Is it worth the effort to create and maintain network logins for students in a K-12 environment? Or is there a better way to provide access to network resources?
Written by Christopher Dawson, Contributor

I have over 600 students in my school.  Not too many by modern standards, but a lot of computer users for one guy to manage part time.  In a corporate environment, dedicated IT staff would certainly maintain individual network accounts for every user in the enterprise, but is it worth the effort to create and maintain accounts for all students in a K-12 environment?  In the corporate world (or even at a college or university level), the need for security, shared file access, and network storage is a paramount.  However, the top priority at the K-12 level is Internet access, which certainly doesn't require an individual user account.

So why should I (or any of us in the same boat) expend the time required to manage accounts for students (regardless of network operating system)?  In my experience, the alternative (effectively "guest" logins or open terminals) is acceptable for many students, but becomes problematic when a student takes a course requiring computer use or needs to protect his or her work.  For example, our state standardized testing allows special education students to type responses to many questions using a word processor.  If students are using public terminals, then their saved responses are easily accessible to other students.  Similarly, general logins in a classroom setting lend themselves to cheating and sabotage, significantly hindering in-class activities and interfering with teacher-student interaction.

When I rolled out individual student logins for just those users enrolled in a few of our computer classes, student complaints about loss of files immediately dropped to nothing.  My web design class in particular had managed to develop a signficant rivalry with my introduction to computers class and the students took great pleasure in deleting or modifying each others' files between classes.  Individual logins immediately ended this problem and also allowed me to better track long-term projects stored on the computers for each class.  Implementing the logins also allowed me to offer network storage to each user.  Files stored on the network are backed up nightly and tend to be quite a bit safer from equipment failure than those stored locally on our 7-year old donated hard drives.  The only computer teacher whose classes were not assigned individual accounts on the network made me promise to provide her with the same functionality next fall (her Excel and Word classes have developed a bizarre rivalry second only to that of my two classes).

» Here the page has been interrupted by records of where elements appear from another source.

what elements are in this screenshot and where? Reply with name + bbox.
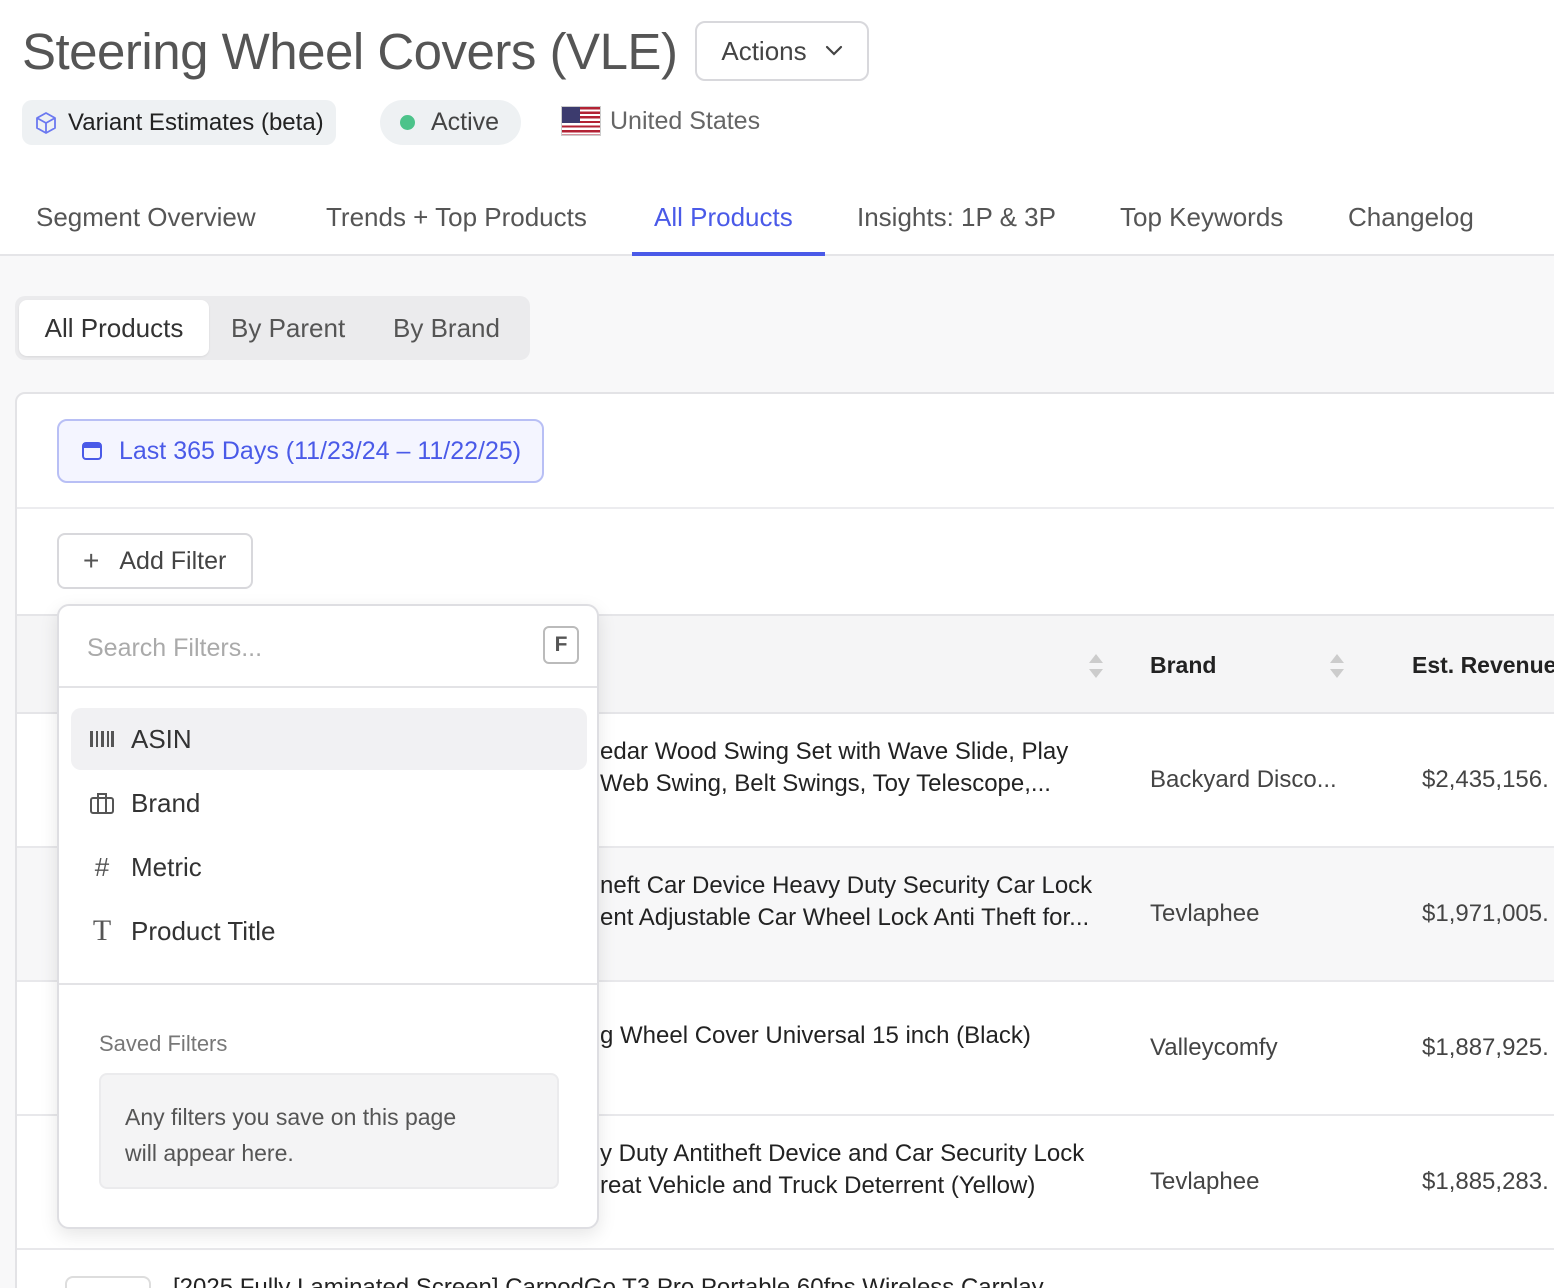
filter-option-label: Product Title xyxy=(131,915,276,946)
filter-option-asin[interactable]: ASIN xyxy=(71,708,587,770)
filter-option-metric[interactable]: # Metric xyxy=(71,836,587,898)
filter-option-label: Metric xyxy=(131,851,202,882)
divider xyxy=(17,507,1554,509)
filter-search-bar: F xyxy=(59,606,597,688)
view-toggle: All Products By Parent By Brand xyxy=(15,296,530,360)
status-badge: Active xyxy=(380,100,522,145)
product-title[interactable]: y Duty Antitheft Device and Car Security… xyxy=(600,1138,1084,1170)
tab-changelog[interactable]: Changelog xyxy=(1348,202,1474,233)
text-icon: T xyxy=(92,914,112,947)
filter-search-input[interactable] xyxy=(87,628,517,668)
tab-insights[interactable]: Insights: 1P & 3P xyxy=(857,202,1056,233)
keyboard-shortcut-badge: F xyxy=(543,626,579,664)
tab-segment-overview[interactable]: Segment Overview xyxy=(36,202,256,233)
saved-filters-empty-text: will appear here. xyxy=(125,1140,294,1166)
us-flag-icon xyxy=(561,106,601,136)
variant-estimates-label: Variant Estimates (beta) xyxy=(68,108,324,136)
filter-option-brand[interactable]: Brand xyxy=(71,772,587,834)
status-label: Active xyxy=(431,108,500,136)
page-header: Steering Wheel Covers (VLE) Actions Vari… xyxy=(0,0,1554,256)
barcode-icon xyxy=(89,726,115,752)
filter-dropdown: F ASIN Brand # Metric T Product Title Sa… xyxy=(57,604,599,1229)
view-by-brand[interactable]: By Brand xyxy=(393,300,500,356)
calendar-icon xyxy=(82,442,102,460)
product-title[interactable]: g Wheel Cover Universal 15 inch (Black) xyxy=(600,1020,1031,1052)
revenue-cell: $1,971,005. xyxy=(1422,900,1549,927)
product-thumbnail xyxy=(65,1276,151,1288)
add-filter-label: Add Filter xyxy=(119,546,227,575)
page-title: Steering Wheel Covers (VLE) xyxy=(22,23,678,80)
revenue-cell: $1,887,925. xyxy=(1422,1034,1549,1061)
date-range-button[interactable]: Last 365 Days (11/23/24 – 11/22/25) xyxy=(57,419,544,483)
saved-filters-empty-state: Any filters you save on this page will a… xyxy=(99,1073,559,1189)
saved-filters-heading: Saved Filters xyxy=(99,1031,228,1056)
status-dot-icon xyxy=(400,115,415,130)
saved-filters-empty-text: Any filters you save on this page xyxy=(125,1104,457,1130)
brand-cell: Backyard Disco... xyxy=(1150,766,1337,793)
column-header-est-revenue[interactable]: Est. Revenue xyxy=(1412,652,1554,679)
revenue-cell: $2,435,156. xyxy=(1422,766,1549,793)
briefcase-icon xyxy=(89,790,115,816)
brand-cell: Tevlaphee xyxy=(1150,1168,1260,1195)
country-indicator: United States xyxy=(561,106,760,136)
product-title[interactable]: neft Car Device Heavy Duty Security Car … xyxy=(600,870,1092,902)
brand-cell: Valleycomfy xyxy=(1150,1034,1278,1061)
tab-bar: Segment Overview Trends + Top Products A… xyxy=(0,190,1554,256)
product-title[interactable]: [2025 Fully Laminated Screen] CarpodGo T… xyxy=(173,1274,1044,1288)
add-filter-button[interactable]: + Add Filter xyxy=(57,533,253,589)
plus-icon: + xyxy=(83,545,100,576)
actions-button[interactable]: Actions xyxy=(695,21,869,81)
filter-option-label: Brand xyxy=(131,787,201,818)
table-row[interactable]: [2025 Fully Laminated Screen] CarpodGo T… xyxy=(17,1250,1554,1288)
product-title[interactable]: ent Adjustable Car Wheel Lock Anti Theft… xyxy=(600,902,1089,934)
product-title[interactable]: Web Swing, Belt Swings, Toy Telescope,..… xyxy=(600,768,1051,800)
hash-icon: # xyxy=(94,851,110,882)
country-label: United States xyxy=(610,106,761,135)
filter-option-product-title[interactable]: T Product Title xyxy=(71,900,587,962)
divider xyxy=(59,983,597,985)
actions-label: Actions xyxy=(721,35,807,66)
view-all-products[interactable]: All Products xyxy=(19,300,209,356)
revenue-cell: $1,885,283. xyxy=(1422,1168,1549,1195)
tab-trends-top-products[interactable]: Trends + Top Products xyxy=(326,202,587,233)
cube-icon xyxy=(36,111,56,134)
variant-estimates-badge: Variant Estimates (beta) xyxy=(22,100,336,145)
sort-icon[interactable] xyxy=(1087,652,1105,680)
product-title[interactable]: edar Wood Swing Set with Wave Slide, Pla… xyxy=(600,736,1068,768)
view-by-parent[interactable]: By Parent xyxy=(231,300,345,356)
date-range-label: Last 365 Days (11/23/24 – 11/22/25) xyxy=(119,436,522,465)
active-tab-indicator xyxy=(632,252,825,256)
column-header-brand[interactable]: Brand xyxy=(1150,652,1216,679)
tab-all-products[interactable]: All Products xyxy=(654,202,793,233)
brand-cell: Tevlaphee xyxy=(1150,900,1260,927)
product-title[interactable]: reat Vehicle and Truck Deterrent (Yellow… xyxy=(600,1170,1035,1202)
chevron-down-icon xyxy=(825,45,842,56)
sort-icon[interactable] xyxy=(1328,652,1346,680)
tab-top-keywords[interactable]: Top Keywords xyxy=(1120,202,1283,233)
filter-option-label: ASIN xyxy=(131,723,192,754)
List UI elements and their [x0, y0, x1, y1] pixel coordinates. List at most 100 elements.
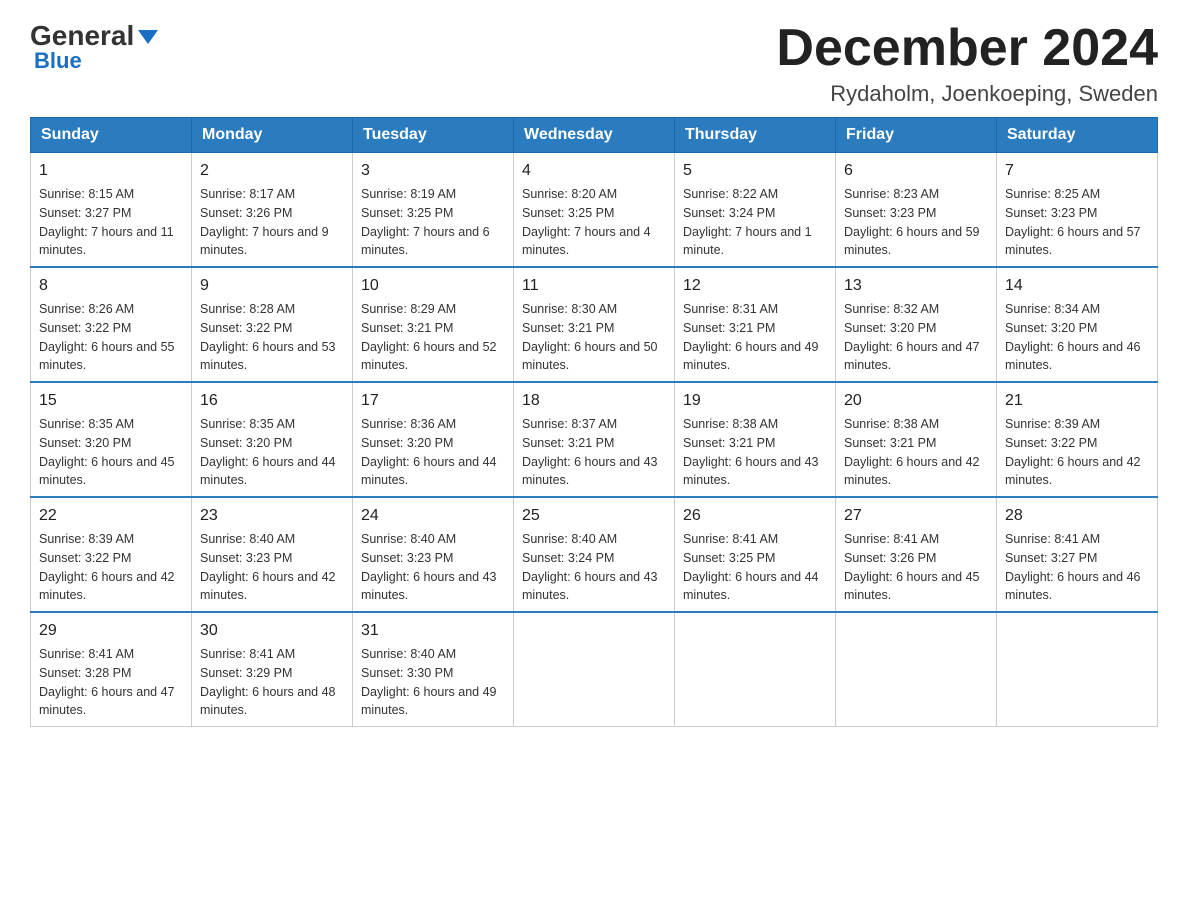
day-info: Sunrise: 8:32 AMSunset: 3:20 PMDaylight:…	[844, 300, 988, 375]
day-number: 22	[39, 504, 183, 528]
calendar-cell: 3Sunrise: 8:19 AMSunset: 3:25 PMDaylight…	[353, 153, 514, 268]
calendar-header-thursday: Thursday	[675, 118, 836, 153]
day-info: Sunrise: 8:15 AMSunset: 3:27 PMDaylight:…	[39, 185, 183, 260]
day-info: Sunrise: 8:41 AMSunset: 3:26 PMDaylight:…	[844, 530, 988, 605]
day-number: 16	[200, 389, 344, 413]
calendar-header-saturday: Saturday	[997, 118, 1158, 153]
day-number: 19	[683, 389, 827, 413]
calendar-cell: 27Sunrise: 8:41 AMSunset: 3:26 PMDayligh…	[836, 497, 997, 612]
day-info: Sunrise: 8:19 AMSunset: 3:25 PMDaylight:…	[361, 185, 505, 260]
day-info: Sunrise: 8:22 AMSunset: 3:24 PMDaylight:…	[683, 185, 827, 260]
day-number: 9	[200, 274, 344, 298]
calendar-cell: 22Sunrise: 8:39 AMSunset: 3:22 PMDayligh…	[31, 497, 192, 612]
day-number: 1	[39, 159, 183, 183]
calendar-cell: 12Sunrise: 8:31 AMSunset: 3:21 PMDayligh…	[675, 267, 836, 382]
day-number: 26	[683, 504, 827, 528]
day-info: Sunrise: 8:35 AMSunset: 3:20 PMDaylight:…	[200, 415, 344, 490]
calendar-cell: 18Sunrise: 8:37 AMSunset: 3:21 PMDayligh…	[514, 382, 675, 497]
calendar-cell: 23Sunrise: 8:40 AMSunset: 3:23 PMDayligh…	[192, 497, 353, 612]
calendar-cell: 15Sunrise: 8:35 AMSunset: 3:20 PMDayligh…	[31, 382, 192, 497]
calendar-cell: 5Sunrise: 8:22 AMSunset: 3:24 PMDaylight…	[675, 153, 836, 268]
day-number: 11	[522, 274, 666, 298]
calendar-cell: 20Sunrise: 8:38 AMSunset: 3:21 PMDayligh…	[836, 382, 997, 497]
calendar-cell	[675, 612, 836, 727]
calendar-cell: 19Sunrise: 8:38 AMSunset: 3:21 PMDayligh…	[675, 382, 836, 497]
day-number: 24	[361, 504, 505, 528]
calendar-week-row: 1Sunrise: 8:15 AMSunset: 3:27 PMDaylight…	[31, 153, 1158, 268]
calendar-table: SundayMondayTuesdayWednesdayThursdayFrid…	[30, 117, 1158, 727]
day-info: Sunrise: 8:34 AMSunset: 3:20 PMDaylight:…	[1005, 300, 1149, 375]
calendar-cell: 10Sunrise: 8:29 AMSunset: 3:21 PMDayligh…	[353, 267, 514, 382]
day-info: Sunrise: 8:36 AMSunset: 3:20 PMDaylight:…	[361, 415, 505, 490]
main-title: December 2024	[776, 20, 1158, 77]
calendar-cell: 6Sunrise: 8:23 AMSunset: 3:23 PMDaylight…	[836, 153, 997, 268]
calendar-cell: 17Sunrise: 8:36 AMSunset: 3:20 PMDayligh…	[353, 382, 514, 497]
day-info: Sunrise: 8:35 AMSunset: 3:20 PMDaylight:…	[39, 415, 183, 490]
day-info: Sunrise: 8:25 AMSunset: 3:23 PMDaylight:…	[1005, 185, 1149, 260]
day-number: 8	[39, 274, 183, 298]
day-info: Sunrise: 8:28 AMSunset: 3:22 PMDaylight:…	[200, 300, 344, 375]
title-block: December 2024 Rydaholm, Joenkoeping, Swe…	[776, 20, 1158, 107]
day-number: 10	[361, 274, 505, 298]
calendar-cell	[836, 612, 997, 727]
calendar-cell	[514, 612, 675, 727]
calendar-cell: 13Sunrise: 8:32 AMSunset: 3:20 PMDayligh…	[836, 267, 997, 382]
day-number: 6	[844, 159, 988, 183]
calendar-cell: 14Sunrise: 8:34 AMSunset: 3:20 PMDayligh…	[997, 267, 1158, 382]
day-number: 13	[844, 274, 988, 298]
day-info: Sunrise: 8:41 AMSunset: 3:25 PMDaylight:…	[683, 530, 827, 605]
day-info: Sunrise: 8:23 AMSunset: 3:23 PMDaylight:…	[844, 185, 988, 260]
calendar-header-tuesday: Tuesday	[353, 118, 514, 153]
day-info: Sunrise: 8:41 AMSunset: 3:27 PMDaylight:…	[1005, 530, 1149, 605]
day-info: Sunrise: 8:41 AMSunset: 3:28 PMDaylight:…	[39, 645, 183, 720]
day-info: Sunrise: 8:38 AMSunset: 3:21 PMDaylight:…	[683, 415, 827, 490]
logo-blue-text: Blue	[34, 48, 82, 74]
day-number: 25	[522, 504, 666, 528]
calendar-cell: 8Sunrise: 8:26 AMSunset: 3:22 PMDaylight…	[31, 267, 192, 382]
day-number: 29	[39, 619, 183, 643]
calendar-header-monday: Monday	[192, 118, 353, 153]
day-info: Sunrise: 8:38 AMSunset: 3:21 PMDaylight:…	[844, 415, 988, 490]
calendar-cell: 25Sunrise: 8:40 AMSunset: 3:24 PMDayligh…	[514, 497, 675, 612]
calendar-cell: 9Sunrise: 8:28 AMSunset: 3:22 PMDaylight…	[192, 267, 353, 382]
calendar-cell: 29Sunrise: 8:41 AMSunset: 3:28 PMDayligh…	[31, 612, 192, 727]
day-number: 23	[200, 504, 344, 528]
day-number: 21	[1005, 389, 1149, 413]
day-info: Sunrise: 8:39 AMSunset: 3:22 PMDaylight:…	[1005, 415, 1149, 490]
day-number: 3	[361, 159, 505, 183]
day-number: 18	[522, 389, 666, 413]
day-number: 4	[522, 159, 666, 183]
day-info: Sunrise: 8:40 AMSunset: 3:30 PMDaylight:…	[361, 645, 505, 720]
day-number: 30	[200, 619, 344, 643]
day-info: Sunrise: 8:39 AMSunset: 3:22 PMDaylight:…	[39, 530, 183, 605]
calendar-cell: 31Sunrise: 8:40 AMSunset: 3:30 PMDayligh…	[353, 612, 514, 727]
logo: General Blue	[30, 20, 158, 74]
day-number: 31	[361, 619, 505, 643]
day-info: Sunrise: 8:40 AMSunset: 3:24 PMDaylight:…	[522, 530, 666, 605]
day-number: 27	[844, 504, 988, 528]
day-number: 5	[683, 159, 827, 183]
calendar-header-sunday: Sunday	[31, 118, 192, 153]
calendar-cell: 1Sunrise: 8:15 AMSunset: 3:27 PMDaylight…	[31, 153, 192, 268]
calendar-cell	[997, 612, 1158, 727]
calendar-cell: 11Sunrise: 8:30 AMSunset: 3:21 PMDayligh…	[514, 267, 675, 382]
calendar-week-row: 15Sunrise: 8:35 AMSunset: 3:20 PMDayligh…	[31, 382, 1158, 497]
calendar-cell: 21Sunrise: 8:39 AMSunset: 3:22 PMDayligh…	[997, 382, 1158, 497]
day-info: Sunrise: 8:37 AMSunset: 3:21 PMDaylight:…	[522, 415, 666, 490]
day-number: 2	[200, 159, 344, 183]
day-info: Sunrise: 8:29 AMSunset: 3:21 PMDaylight:…	[361, 300, 505, 375]
day-info: Sunrise: 8:40 AMSunset: 3:23 PMDaylight:…	[200, 530, 344, 605]
page-header: General Blue December 2024 Rydaholm, Joe…	[30, 20, 1158, 107]
day-info: Sunrise: 8:31 AMSunset: 3:21 PMDaylight:…	[683, 300, 827, 375]
day-number: 20	[844, 389, 988, 413]
day-number: 28	[1005, 504, 1149, 528]
calendar-week-row: 8Sunrise: 8:26 AMSunset: 3:22 PMDaylight…	[31, 267, 1158, 382]
day-number: 17	[361, 389, 505, 413]
calendar-week-row: 22Sunrise: 8:39 AMSunset: 3:22 PMDayligh…	[31, 497, 1158, 612]
day-info: Sunrise: 8:17 AMSunset: 3:26 PMDaylight:…	[200, 185, 344, 260]
day-number: 12	[683, 274, 827, 298]
day-info: Sunrise: 8:40 AMSunset: 3:23 PMDaylight:…	[361, 530, 505, 605]
calendar-cell: 7Sunrise: 8:25 AMSunset: 3:23 PMDaylight…	[997, 153, 1158, 268]
calendar-cell: 2Sunrise: 8:17 AMSunset: 3:26 PMDaylight…	[192, 153, 353, 268]
calendar-cell: 4Sunrise: 8:20 AMSunset: 3:25 PMDaylight…	[514, 153, 675, 268]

And thus, I may as well provide network accounts for all potential computer users in the school.  Most students will at some point take a course requiring computer facilities.  Since all of our facilities are shared (I think most of us have agreed that shared desktops are a vastly better use of limited funds than dedicated and underutilized laptops), even students who want to type a paper over a couple of days could obviously benefit from secure network storage. In the end, in fact, the upfront effort of creating accounts for all students is most likely insignificant compared to the management required to create accounts on a class-by-class basis or the headaches that students and teachers experience in a shared, unsecured environment.